As the New York state legislature worked to develop their budget for the 2020 fiscal year, they sought to leverage losses in revenue in other areas by increasing taxes on those purchasing high-value homes – called the ‘progressive mansion tax’, this new policy imposes a one-time tax increase scaling upwards as the price of the home increases.
This increase starts at 1% for homes worth between $1 million and $2 million and then increases progressively before capping at 4.15% for homes worth more than $25 million. This is expected to raise at least $365 million for New York City’s subways during the 2020 fiscal year, significantly less than the $665 million projected for the rival ‘pied-a-terre bill’.
That said, many New York professionals consider the mansion tax a win over the pied-a-terre policy – and to understand that, we have to dig a little into what a pied-a-terre even is.
Pieds-a-terre are secondary homes, usually apartments or condos, kept in a large city as a place to stay when you’re there on business. They’re common in New York City due to the high number of commuting professionals that travel to New York from all over the world. Aware that these second homes reduced profits for hotels, lawmakers proposed a recurring annual tax on all pieds-a-terre that scaled upward with the home’s value until it, too, stopped at around four percent.
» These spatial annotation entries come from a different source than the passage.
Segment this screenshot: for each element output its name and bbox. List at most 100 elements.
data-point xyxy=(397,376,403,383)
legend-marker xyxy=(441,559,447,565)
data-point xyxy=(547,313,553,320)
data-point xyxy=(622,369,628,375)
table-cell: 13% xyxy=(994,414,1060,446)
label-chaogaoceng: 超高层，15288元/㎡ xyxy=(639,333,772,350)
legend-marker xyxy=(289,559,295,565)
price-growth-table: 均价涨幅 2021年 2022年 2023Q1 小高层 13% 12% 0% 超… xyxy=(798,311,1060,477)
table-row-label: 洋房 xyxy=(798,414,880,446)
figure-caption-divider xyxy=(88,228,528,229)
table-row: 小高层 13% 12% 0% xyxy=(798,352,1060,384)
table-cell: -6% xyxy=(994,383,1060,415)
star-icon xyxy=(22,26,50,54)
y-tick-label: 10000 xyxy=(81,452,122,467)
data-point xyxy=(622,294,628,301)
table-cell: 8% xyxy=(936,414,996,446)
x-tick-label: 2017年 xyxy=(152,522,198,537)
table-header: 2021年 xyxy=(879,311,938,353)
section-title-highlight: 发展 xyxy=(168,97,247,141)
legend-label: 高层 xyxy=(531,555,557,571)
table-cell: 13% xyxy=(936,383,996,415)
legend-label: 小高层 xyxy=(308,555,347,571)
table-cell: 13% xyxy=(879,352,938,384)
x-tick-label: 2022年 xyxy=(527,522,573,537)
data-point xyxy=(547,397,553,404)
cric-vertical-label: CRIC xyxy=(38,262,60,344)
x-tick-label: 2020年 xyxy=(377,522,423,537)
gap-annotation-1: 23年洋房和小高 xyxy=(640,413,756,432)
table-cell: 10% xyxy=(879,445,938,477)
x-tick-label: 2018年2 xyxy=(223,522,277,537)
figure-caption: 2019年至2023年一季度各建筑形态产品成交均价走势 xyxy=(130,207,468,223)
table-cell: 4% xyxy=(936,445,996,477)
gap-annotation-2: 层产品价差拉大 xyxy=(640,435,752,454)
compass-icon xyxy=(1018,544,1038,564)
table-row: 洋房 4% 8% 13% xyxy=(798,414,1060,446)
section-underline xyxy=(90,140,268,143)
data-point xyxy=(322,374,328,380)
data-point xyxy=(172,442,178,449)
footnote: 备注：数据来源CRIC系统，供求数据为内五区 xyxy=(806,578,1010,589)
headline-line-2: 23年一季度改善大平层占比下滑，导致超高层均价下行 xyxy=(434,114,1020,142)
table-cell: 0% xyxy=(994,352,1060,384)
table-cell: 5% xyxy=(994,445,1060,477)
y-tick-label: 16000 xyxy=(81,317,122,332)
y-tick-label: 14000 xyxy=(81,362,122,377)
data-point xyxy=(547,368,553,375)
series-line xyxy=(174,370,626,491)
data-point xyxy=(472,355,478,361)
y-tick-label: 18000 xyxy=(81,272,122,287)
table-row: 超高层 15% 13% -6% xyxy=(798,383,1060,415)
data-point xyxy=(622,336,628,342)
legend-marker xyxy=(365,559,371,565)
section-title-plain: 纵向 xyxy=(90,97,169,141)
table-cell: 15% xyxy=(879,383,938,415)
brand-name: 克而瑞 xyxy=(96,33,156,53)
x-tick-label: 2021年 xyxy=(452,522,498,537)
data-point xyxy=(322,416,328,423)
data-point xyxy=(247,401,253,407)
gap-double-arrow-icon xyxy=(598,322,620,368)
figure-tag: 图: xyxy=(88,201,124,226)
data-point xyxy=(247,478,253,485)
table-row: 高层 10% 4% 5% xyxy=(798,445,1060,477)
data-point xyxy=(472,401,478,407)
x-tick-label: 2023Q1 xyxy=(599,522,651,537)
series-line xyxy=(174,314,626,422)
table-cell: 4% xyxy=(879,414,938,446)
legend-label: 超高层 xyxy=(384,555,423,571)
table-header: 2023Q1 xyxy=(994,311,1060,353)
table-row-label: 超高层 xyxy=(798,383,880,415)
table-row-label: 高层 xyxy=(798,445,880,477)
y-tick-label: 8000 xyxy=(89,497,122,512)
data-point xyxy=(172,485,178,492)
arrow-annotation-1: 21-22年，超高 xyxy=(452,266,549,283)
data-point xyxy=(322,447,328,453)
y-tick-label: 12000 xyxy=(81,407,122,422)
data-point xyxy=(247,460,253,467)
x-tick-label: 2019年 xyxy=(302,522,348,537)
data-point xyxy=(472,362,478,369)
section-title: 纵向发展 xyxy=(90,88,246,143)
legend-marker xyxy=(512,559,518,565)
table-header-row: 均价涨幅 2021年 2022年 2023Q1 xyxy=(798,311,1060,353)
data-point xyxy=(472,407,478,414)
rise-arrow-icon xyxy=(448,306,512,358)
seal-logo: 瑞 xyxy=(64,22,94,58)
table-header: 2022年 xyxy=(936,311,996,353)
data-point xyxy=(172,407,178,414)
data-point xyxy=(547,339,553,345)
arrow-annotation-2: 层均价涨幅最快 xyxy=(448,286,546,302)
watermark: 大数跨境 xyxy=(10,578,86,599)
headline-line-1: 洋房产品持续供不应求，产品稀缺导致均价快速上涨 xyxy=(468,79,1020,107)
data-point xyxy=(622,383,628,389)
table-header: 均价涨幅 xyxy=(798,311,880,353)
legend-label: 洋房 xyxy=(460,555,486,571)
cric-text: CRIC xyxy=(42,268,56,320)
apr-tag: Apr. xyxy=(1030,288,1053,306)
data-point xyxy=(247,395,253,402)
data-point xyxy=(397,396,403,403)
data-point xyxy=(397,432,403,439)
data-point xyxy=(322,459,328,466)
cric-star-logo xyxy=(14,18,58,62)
The fact that the pied-a-terre tax would have involved a recurring fee was likely one of the reasons that it received major pushback, and the mansion tax’s one-time nature made it more desirable for lawmakers and citizens. Still, some have continued to argue that the entire concept of increasing taxes for high-value homes is inherently classist and reflects a kind of economic discrimination against the upper class. New York City has seen complaints of gentrification in the 21st century, and some see these tax policies as backlash against the wealthy.
For those who will end up paying fees for their real estate purchases in 2020, the progressive mansion tax is better than the alternative – and for those who still live in studio apartments high above the city streets, the subways will be seeing varied improvements to get them to work and home.